What does America's deepening war in Afghanistan have to do with the American trade deficit? Answer: Both are the results of Cold War policies that made sense at one time but are now harmful to the United States....

During and after the Korean War, the U.S. rebuilt its military and stationed troops along "tripwires" from Central Europe to East Asia. The U.S. encouraged the formation of the European Common Market (now the European Union) in part to provide the West Germans with markets. In Asia, Mao Zedong's victory in China cut off Japan's China market, so the U.S. offered the American market to Japanese exporters, which initially were not considered a threat to American businesses.

Thus began the Grand Bargain at the heart of U.S. Cold War strategy toward West Germany and Japan, the "markets-for-bases" swap. In return for giving up an independent foreign policy to their protector, the United States, the West Germans and Japanese would be granted access to American markets (and, in the case of the Germans, access to Western European markets).
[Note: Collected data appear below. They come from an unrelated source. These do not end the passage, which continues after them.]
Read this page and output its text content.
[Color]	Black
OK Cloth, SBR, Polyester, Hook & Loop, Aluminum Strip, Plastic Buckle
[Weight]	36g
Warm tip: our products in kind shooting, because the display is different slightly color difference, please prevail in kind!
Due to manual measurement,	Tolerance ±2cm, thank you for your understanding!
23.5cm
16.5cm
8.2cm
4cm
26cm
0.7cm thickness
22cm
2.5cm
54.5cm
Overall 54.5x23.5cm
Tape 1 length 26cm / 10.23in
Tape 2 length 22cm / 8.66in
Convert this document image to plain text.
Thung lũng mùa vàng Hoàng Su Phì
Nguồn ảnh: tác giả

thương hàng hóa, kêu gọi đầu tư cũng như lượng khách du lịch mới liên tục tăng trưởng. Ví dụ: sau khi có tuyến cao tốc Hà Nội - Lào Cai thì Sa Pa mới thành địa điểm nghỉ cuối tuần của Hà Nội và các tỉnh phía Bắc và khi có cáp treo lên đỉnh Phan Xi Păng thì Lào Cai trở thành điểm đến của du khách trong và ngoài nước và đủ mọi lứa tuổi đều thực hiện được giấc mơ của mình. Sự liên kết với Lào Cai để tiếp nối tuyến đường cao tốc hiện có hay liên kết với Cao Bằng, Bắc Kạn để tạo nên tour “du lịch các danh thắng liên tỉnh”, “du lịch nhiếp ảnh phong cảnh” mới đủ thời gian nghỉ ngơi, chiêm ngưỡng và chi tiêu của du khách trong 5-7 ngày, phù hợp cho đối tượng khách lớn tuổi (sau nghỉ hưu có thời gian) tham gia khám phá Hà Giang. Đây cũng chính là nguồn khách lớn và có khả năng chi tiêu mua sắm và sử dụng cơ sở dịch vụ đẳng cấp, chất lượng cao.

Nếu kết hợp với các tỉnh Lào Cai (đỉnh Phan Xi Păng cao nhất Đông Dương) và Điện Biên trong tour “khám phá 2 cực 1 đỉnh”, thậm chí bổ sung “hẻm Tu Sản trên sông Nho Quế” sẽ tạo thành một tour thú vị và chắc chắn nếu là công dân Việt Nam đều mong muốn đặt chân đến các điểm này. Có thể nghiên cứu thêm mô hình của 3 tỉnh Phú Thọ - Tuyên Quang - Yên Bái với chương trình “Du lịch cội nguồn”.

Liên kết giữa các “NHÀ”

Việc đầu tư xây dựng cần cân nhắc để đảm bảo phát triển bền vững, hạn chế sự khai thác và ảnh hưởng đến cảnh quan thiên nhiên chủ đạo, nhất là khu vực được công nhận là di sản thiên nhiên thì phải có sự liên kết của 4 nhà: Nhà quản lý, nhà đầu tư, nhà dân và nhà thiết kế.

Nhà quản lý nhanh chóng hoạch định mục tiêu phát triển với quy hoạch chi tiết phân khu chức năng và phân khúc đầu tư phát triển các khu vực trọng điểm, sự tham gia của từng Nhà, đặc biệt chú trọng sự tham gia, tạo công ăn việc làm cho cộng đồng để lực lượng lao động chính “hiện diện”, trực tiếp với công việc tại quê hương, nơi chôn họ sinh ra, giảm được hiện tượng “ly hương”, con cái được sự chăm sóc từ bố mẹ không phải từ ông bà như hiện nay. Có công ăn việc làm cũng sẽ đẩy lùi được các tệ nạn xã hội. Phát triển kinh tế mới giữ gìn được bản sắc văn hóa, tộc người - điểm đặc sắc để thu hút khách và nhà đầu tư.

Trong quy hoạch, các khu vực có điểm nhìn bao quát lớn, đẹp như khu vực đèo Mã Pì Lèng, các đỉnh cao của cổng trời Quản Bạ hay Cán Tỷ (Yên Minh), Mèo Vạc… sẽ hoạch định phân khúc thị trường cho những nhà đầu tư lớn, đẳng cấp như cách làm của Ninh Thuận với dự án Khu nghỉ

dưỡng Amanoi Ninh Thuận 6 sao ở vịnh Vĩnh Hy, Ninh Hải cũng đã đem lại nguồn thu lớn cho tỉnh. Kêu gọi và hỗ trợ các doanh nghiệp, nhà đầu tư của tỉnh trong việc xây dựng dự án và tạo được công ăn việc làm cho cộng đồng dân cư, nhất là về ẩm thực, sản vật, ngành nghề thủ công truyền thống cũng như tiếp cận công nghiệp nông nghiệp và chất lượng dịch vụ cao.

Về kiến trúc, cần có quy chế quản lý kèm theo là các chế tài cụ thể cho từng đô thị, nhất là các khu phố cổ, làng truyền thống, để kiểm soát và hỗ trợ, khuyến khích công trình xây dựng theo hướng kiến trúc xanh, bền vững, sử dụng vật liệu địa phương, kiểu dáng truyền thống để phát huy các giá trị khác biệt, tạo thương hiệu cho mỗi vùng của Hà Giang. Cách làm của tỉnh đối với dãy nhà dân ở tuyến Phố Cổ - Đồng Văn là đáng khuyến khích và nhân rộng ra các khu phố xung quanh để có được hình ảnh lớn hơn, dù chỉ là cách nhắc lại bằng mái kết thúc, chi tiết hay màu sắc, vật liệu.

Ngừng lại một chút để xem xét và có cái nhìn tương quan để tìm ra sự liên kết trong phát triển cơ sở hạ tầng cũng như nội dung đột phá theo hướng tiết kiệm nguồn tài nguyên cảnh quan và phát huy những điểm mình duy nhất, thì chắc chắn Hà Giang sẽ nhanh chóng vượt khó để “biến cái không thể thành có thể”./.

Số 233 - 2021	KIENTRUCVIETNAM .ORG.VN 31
By the 1970s, it was clear that the markets-for-bases swap was a better deal for West Germany and Japan than for the U.S. They recovered from the devastation of World War II and won growing shares of global markets in automobiles and, in the case of Japan, consumer electronics....

The markets-for-bases deal should have been scrapped when the Cold War ended and there was no longer any need to favor American allies with one-way trade privileges in return for their support of U.S. military objectives in their regions. Unfortunately, the Cold War lasted long enough for two completely separate American foreign policy establishments -- the security establishment and the economic establishment -- to develop and take separate paths.


The American security establishment, dominating both parties, wanted the U.S. to expand its overseas commitments after the Cold War, not reduce them. Under both Clinton and Bush the U.S. expanded NATO to the borders of the Soviet Union, consolidated America's position as the hegemon of the Persian Gulf, maintained America's bases in Japan and South Korea, and encircled China and Russia with new bases in Central Asia, whose strategic usefulness was not limited to the war against a small number of jihadists.

Meanwhile, in a different part of the building, the economic establishment was living in a fantasy world, ignoring the markets-for-bases swap and pretending that every country in the world believed in Chicago School free-market fundamentalism. A version of the markets-for-bases deal was extended to China, which, it was hoped, would acquiesce in U.S. military hegemony in its own neighborhood, in return for unlimited access to American consumers.

George W. Bush made the deal explicit in his 2002 West Point address: "America has, and intends to keep, military strengths beyond challenge -- thereby making the destabilizing arms races of other eras pointless and limiting rivalries to trade other pursuits of peace." U.S. to other great powers: We make wars, you make cars.

China, like West Germany (now Germany) and Japan before it, took the U.S. up on the offer. In seeking to persuade multinationals to close down production in the U.S. and make things in China, the Chinese government cheated in various ways, confident perhaps that the U.S. foreign policy establishment, invoking diplomatic and national-security considerations, would intervene on its behalf against American manufacturers and workers. Like postwar Japan and Germany, China has accepted the terms of the bargain America's elites offered, focusing on economic growth while the U.S. wasted blood and treasure on wars in Iraq and Afghanistan.

But now the markets-for-bases deal has broken down, because American consumers are tapped out....

There are signs...that the American people and their representatives in Congress, if not the White House, are ready to reject a Cold War system under which the U.S. gives away its industries while wasting taxes and the lives of its soldiers on quixotic crusades in the lands of the former British empire....

For the time being, however, America's out-of-touch foreign policy establishment continues to favor the policy of expanding America's geopolitical frontiers while allowing our self-interested industrial rivals to hollow out the American economy. Policies that made sense in the early years of the Cold War emergency continue to be followed out of inertia, when their original strategic rationale has long since vanished. In the words of the philosopher George Santayana, "Fanaticism consists in redoubling your effort when you have forgotten your aim."